Un altro filone ormai distintivo che viene riconfermato è quello dedicato alla musica sacra o comunque di matrice spirituale offerta nelle basiliche e nelle chiese della vostra città e provincia: qual è la proposta di quest’anno?

«La proposta è assai ricca e varia e non poteva prescindere dalla circostanza singolare del Giubileo della Speranza che si celebra quest’anno. Il 4 giugno, nella Basilica di Sant’Apollinare in Classe, presenteremo l’oratorio di Alessandro Stradella “San Giovanni Battista”, commissionato 350 anni fa in occasione dell’anno giubilare 1675 dalla Confraternita di San Giovanni de’ Fiorentini a Roma. Capolavoro di un grande compositore quale Stradella – che meriterebbe certamente maggiore considerazione e spazio nella programmazione dei teatri e delle società di concerti – sarà diretto da uno dei suoi più accreditati interpreti, Andrea De Carlo, alla guida dell’Ensemble Mare Nostrum».

Sant’Apollinare in Classe (foto Zani-Casadio)
Sant’Apollinare in Classe (foto Zani-Casadio)

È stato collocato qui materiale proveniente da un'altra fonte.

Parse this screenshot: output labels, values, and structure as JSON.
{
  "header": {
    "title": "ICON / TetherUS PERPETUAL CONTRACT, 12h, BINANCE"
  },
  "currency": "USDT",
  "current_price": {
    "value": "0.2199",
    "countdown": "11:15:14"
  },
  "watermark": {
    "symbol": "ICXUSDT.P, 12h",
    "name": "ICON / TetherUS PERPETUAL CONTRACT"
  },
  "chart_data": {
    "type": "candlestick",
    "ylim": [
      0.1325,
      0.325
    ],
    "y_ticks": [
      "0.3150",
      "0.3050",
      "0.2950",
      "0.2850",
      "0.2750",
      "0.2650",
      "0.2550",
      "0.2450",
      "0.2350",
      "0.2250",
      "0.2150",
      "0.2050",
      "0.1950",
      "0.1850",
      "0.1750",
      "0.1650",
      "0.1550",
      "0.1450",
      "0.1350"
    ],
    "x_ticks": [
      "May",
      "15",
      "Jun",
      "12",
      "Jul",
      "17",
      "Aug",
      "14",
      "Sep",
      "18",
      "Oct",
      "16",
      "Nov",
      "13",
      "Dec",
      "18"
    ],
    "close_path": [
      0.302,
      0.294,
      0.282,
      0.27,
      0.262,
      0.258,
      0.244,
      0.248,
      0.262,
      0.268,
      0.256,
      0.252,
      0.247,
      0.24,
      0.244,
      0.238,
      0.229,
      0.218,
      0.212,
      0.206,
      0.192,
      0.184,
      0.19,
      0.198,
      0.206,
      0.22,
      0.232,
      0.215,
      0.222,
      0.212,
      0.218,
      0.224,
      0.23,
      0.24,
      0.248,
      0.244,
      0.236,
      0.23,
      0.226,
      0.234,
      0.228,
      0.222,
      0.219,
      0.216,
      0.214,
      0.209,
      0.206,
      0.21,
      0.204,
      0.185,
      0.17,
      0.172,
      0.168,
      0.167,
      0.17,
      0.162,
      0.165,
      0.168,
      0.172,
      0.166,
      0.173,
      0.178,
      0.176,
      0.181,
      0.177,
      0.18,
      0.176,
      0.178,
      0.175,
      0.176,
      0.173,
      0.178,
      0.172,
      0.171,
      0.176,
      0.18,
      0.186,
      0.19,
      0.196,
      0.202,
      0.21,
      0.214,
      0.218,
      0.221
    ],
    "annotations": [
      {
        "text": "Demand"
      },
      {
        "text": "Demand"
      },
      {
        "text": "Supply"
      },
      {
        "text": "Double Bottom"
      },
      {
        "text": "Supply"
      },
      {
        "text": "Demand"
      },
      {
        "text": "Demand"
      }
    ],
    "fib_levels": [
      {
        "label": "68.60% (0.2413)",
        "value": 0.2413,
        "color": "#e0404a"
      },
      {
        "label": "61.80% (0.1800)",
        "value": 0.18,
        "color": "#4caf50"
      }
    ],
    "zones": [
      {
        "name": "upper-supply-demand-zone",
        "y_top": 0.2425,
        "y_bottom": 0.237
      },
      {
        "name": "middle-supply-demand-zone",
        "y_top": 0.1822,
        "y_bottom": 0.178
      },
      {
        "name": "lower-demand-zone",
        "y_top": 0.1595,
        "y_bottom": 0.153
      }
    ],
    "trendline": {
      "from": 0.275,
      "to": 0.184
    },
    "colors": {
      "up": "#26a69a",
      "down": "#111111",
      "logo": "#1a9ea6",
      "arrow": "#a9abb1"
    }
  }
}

«La splendida Basilica di Sant’Apollinare in Classe, la più antica e rappresentativa delle basiliche giubilari ravennati, sarà anche sede delle tre solenni liturgie (domenica 1, 8, 15 giugno alle ore 11) animate da The Tallis Scholars, l’Ensemble Vocale Odhecaton e il Gruppo Vocale Heinrich Schütz: saranno presiedute da illustri personalità ecclesiastiche quali Padre Mauro-Giuseppe Lepori – Abate Generale dell’Ordine Cistercense -, Dom Gianni Giacomelli – già Priore del Monastero di Fonte Avellana - e Mons. Massimo Camisasca – Vescovo Emerito di Reggio Emilia-Guastalla – relatori anche in tre conferenze legate da un unico filo conduttore, “Giubileo 2025: la speranza nelle sfide del presente”. Significativo che, nella prima conferenza, Padre Lepori abbia voluto rifarsi alla celebre frase di Dostoevskij sulla bellezza, mettendola al centro di un titolo emblematico: “Se la bellezza salverà il mondo, chi salverà la bellezza?”. A completare il ciclo In Templo Domini delle 3 liturgie – che da tempo proponiamo, convinti della necessità di ricollocare e assaporare le grandi espressioni della musica sacra nel contesto da cui sono sgorgate – i mitici Tallis Scholars, nella stessa domenica 1 giugno in cui canteranno nella S. Messa, terranno un concerto nella Basilica di San Vitale alle ore 21,30. In programma musiche di Palestrina – nei 500 anni dalla nascita – e di Arvo Pärt – nel suo novantesimo compleanno. Gli Odechaton, dopo la liturgia dell’8 giugno, dedicheranno un concerto ad Alessandro Scarlatti – nei 300 anni dalla morte – e a Palestrina, sempre a San Vitale. Gli Schütz saranno invece impegnati nella Sacra Rappresentazione Rut – raccolti di speranza, su cui ci siamo già soffermati. Sempre legato ai percorsi delle sacre rappresentazioni, che abbiamo messo da alcuni anni al centro della nostra attenzione attraverso nuove commissioni e la riscoperta e la riproposizione di grandi oratori, va segnalato il capolavoro di Dietrich Buxtehude Membra Jesu Nostri, diretto da Antonio Greco a capo del Coro & Ensemble 1685 del Conservatorio Giuseppe Verdi di Ravenna, con le video proiezioni curate dall’Accademia di Belle Arti di Ravenna, appena presentato con grande successo nelle anteprime di Ravenna Festival».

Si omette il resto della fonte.